As the Italian master painted his multiple images of the identical unusual-looking kid in the Eternal City at the dawn of the 17th century, he was the most celebrated religious painter in a metropolis ignited by religious renewal. Abraham's Offering reveals why he was commissioned to decorate churches: he could take a scriptural story that had been depicted numerous occasions before and make it so fresh, so unfiltered and physical that the terror seemed to be happening directly in front of the spectator.
Yet there existed another side to the artist, apparent as quickly as he came in the capital in the cold season that concluded the sixteenth century, as a painter in his initial 20s with no mentor or supporter in the urban center, just skill and audacity. Most of the works with which he captured the sacred metropolis's eye were everything but devout. What may be the absolute earliest resides in the UK's National Gallery. A young man parts his red lips in a scream of pain: while reaching out his filthy digits for a fruit, he has rather been attacked. Youth Bitten by a Reptile is eroticism amid poverty: observers can see Caravaggio's gloomy chamber reflected in the cloudy waters of the glass vase.
The adolescent sports a rose-colored blossom in his hair β a symbol of the erotic trade in early modern art. Venetian artists such as Titian and Jacopo Palma portrayed prostitutes holding blooms and, in a work destroyed in the second world war but known through images, the master represented a famous woman courtesan, clutching a posy to her chest. The message of all these floral signifiers is obvious: intimacy for purchase.
How are we to make of the artist's sensual portrayals of boys β and of one adolescent in specific? It is a inquiry that has split his commentators ever since he achieved widespread recognition in the twentieth century. The complicated past reality is that the painter was neither the queer hero that, for example, Derek Jarman put on film in his 1986 film Caravaggio, nor so completely pious that, as certain artistic scholars improbably assert, his Youth Holding Fruit is in fact a likeness of Christ.
His early paintings indeed make overt erotic implications, or even propositions. It's as if Caravaggio, then a penniless youthful creator, aligned with the city's prostitutes, selling himself to live. In the Uffizi, with this thought in consideration, observers might turn to an additional early work, the sixteenth-century masterpiece Bacchus, in which the god of wine gazes calmly at you as he starts to untie the dark sash of his garment.
A few annums after Bacchus, what could have driven Caravaggio to create Victorious Cupid for the art collector Vincenzo Giustiniani, when he was at last becoming nearly established with important church commissions?
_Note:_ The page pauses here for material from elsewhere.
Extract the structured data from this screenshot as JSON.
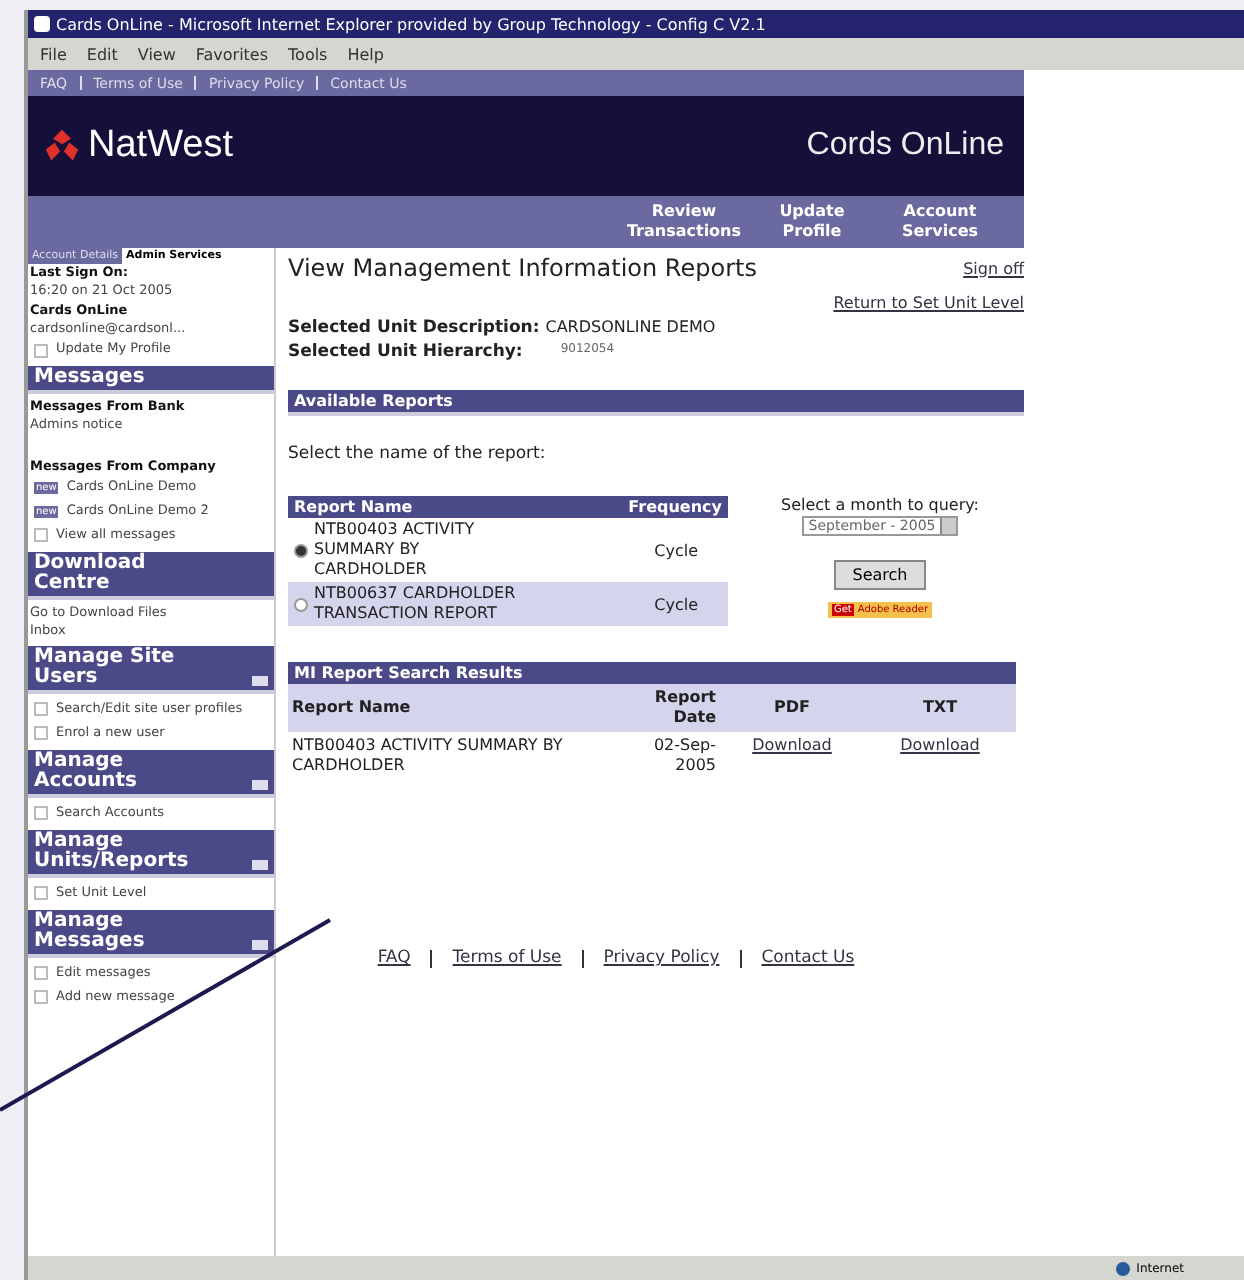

This profane non-Christian god revives the erotic challenges of his initial paintings but in a more powerful, unsettling way. Fifty years afterwards, its hidden meaning seemed clear: it was a representation of Caravaggio's companion. A English traveller viewed Victorious Cupid in about 1649 and was told its subject has "the physique and countenance of [Caravaggio's|his] owne youth or servant that slept with him". The name of this adolescent was Cecco.
The painter had been dead for about forty years when this story was recorded.